Five Days with Kay Ryan: Day 1- Blandeur
Kay Ryan is kind of a black and white figure in poetry. You either love her wit and little geodes of poems, or you hate her for the silliness and almost childishness of her poems. Or something like that. To be honest, I think I was born into the first category, so I can’t exactly say what people don’t like about her for sure. I know that I’ve heard from professors and students alike that they don’t get the appeal. Thus begins this 20-day excursion into Kay Ryan’s work.

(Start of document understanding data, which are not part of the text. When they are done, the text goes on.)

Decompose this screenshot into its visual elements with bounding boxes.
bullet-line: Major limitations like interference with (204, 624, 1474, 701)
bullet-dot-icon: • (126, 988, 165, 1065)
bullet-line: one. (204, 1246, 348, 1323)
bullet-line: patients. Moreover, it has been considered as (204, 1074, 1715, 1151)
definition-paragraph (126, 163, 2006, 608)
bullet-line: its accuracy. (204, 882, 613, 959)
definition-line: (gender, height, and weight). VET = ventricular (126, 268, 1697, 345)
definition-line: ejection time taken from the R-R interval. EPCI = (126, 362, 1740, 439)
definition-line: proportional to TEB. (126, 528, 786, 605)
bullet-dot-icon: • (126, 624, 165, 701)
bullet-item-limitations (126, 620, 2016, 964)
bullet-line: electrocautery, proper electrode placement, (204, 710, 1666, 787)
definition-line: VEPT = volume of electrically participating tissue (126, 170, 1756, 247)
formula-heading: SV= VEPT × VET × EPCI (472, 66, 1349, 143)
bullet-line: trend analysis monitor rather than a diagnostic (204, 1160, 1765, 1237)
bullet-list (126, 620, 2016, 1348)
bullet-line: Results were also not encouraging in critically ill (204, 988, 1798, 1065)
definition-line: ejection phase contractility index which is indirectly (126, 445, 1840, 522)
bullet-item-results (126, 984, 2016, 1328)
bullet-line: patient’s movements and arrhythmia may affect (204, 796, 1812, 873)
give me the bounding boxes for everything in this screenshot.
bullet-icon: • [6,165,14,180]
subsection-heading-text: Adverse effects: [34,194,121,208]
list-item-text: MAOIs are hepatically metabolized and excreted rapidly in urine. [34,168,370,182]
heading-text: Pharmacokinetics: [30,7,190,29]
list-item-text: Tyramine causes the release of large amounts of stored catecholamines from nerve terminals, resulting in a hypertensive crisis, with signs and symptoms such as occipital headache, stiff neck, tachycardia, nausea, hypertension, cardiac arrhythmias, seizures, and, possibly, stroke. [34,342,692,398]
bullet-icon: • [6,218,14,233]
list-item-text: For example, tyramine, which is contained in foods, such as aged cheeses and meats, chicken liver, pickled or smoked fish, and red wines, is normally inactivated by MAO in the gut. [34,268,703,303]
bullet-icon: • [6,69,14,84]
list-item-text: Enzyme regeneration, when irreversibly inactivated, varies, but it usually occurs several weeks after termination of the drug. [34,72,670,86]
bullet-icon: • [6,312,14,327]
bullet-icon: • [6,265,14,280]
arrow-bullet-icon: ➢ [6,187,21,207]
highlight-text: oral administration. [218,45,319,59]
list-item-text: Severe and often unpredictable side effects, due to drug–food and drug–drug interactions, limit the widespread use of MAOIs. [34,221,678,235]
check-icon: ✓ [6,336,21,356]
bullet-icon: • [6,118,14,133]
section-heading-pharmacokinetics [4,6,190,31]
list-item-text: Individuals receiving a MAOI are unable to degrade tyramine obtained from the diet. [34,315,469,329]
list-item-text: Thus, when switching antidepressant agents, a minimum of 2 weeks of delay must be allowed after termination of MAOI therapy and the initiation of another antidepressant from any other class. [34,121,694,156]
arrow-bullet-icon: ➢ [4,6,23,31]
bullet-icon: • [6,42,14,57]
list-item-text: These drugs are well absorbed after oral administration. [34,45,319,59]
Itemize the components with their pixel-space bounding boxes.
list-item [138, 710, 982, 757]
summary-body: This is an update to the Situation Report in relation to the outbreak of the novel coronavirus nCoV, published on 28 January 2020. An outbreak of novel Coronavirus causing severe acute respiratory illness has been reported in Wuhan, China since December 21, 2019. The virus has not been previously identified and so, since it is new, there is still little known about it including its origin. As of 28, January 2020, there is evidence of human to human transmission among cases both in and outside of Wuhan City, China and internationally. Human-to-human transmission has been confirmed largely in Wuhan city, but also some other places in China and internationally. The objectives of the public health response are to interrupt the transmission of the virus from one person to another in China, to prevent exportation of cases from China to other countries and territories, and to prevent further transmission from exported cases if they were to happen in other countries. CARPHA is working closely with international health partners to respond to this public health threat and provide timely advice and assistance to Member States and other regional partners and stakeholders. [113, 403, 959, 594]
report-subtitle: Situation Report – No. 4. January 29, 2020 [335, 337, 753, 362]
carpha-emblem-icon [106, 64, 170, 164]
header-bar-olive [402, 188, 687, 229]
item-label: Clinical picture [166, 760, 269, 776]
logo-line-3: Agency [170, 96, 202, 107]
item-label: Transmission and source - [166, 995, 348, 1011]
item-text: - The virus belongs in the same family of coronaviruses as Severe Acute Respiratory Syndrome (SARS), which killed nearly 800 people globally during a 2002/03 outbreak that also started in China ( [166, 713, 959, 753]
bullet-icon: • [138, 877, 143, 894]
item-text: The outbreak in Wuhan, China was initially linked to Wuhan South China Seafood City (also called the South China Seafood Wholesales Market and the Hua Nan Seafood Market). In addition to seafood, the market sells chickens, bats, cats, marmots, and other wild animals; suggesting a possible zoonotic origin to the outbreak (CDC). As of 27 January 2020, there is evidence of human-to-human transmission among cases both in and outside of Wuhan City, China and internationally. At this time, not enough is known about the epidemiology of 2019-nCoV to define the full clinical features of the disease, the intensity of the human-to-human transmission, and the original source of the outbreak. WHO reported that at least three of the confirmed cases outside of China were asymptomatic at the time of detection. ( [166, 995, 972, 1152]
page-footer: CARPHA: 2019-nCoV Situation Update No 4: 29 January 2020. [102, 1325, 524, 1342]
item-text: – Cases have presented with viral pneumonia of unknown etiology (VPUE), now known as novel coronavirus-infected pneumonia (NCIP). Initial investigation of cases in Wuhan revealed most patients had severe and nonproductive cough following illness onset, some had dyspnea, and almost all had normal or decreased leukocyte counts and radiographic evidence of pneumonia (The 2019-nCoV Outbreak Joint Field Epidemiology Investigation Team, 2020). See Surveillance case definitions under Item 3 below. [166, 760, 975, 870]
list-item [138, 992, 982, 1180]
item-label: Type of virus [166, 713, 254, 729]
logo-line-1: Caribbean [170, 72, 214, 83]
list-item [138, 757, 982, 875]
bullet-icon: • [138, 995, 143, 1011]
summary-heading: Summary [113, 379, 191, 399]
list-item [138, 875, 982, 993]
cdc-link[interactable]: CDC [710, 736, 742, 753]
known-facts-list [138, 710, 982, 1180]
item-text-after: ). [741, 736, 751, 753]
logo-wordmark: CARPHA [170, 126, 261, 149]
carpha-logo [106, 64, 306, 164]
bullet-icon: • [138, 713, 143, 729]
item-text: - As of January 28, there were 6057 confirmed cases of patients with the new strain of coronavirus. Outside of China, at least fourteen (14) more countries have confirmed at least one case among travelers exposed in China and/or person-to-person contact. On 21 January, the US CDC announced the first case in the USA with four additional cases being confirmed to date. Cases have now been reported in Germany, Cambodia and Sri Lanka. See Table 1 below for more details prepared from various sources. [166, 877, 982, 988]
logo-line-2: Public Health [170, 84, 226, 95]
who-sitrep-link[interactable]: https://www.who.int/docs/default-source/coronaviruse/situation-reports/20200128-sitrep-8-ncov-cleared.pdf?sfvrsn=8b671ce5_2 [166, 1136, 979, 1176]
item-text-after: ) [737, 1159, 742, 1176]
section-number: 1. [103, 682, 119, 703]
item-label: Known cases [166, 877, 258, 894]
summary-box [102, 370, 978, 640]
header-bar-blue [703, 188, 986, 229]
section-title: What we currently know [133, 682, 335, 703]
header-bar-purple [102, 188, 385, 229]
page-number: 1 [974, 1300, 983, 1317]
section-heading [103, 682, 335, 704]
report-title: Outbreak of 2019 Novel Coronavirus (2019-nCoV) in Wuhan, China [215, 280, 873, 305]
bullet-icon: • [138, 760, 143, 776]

The poem “Blandeur” originally appeared in The New Yorker (so perhaps jealousy is a factor in not liking Ryan’s work) and then her book Say Uncle.
Blandeur
If it please God,
let less happen.
Even out Earth’s
rondure, flatten
Eiger, blanden
the Grand Canyon.
Make valleys
slightly higher,
widen fissures
to arable land,
remand your
terrible glaciers
and silence
their calving,
halving or doubling
all geographical features
toward the mean.
Unlean against our hearts.
Withdraw your grandeur
from these parts.
—
What I love about this poem isn’t necessarily the witty title (as opposed to grandeur) or the witty little rhymes, or the mention of a greater entity which might be pleased by little ol’ us, but the extended metaphor of the yin and yang. Everyone complains about the bad things that happen, but without the negative a positive isn’t really possible, only a sense of sameness, of blandeur. This is probably Ryan’s most anthologized poems.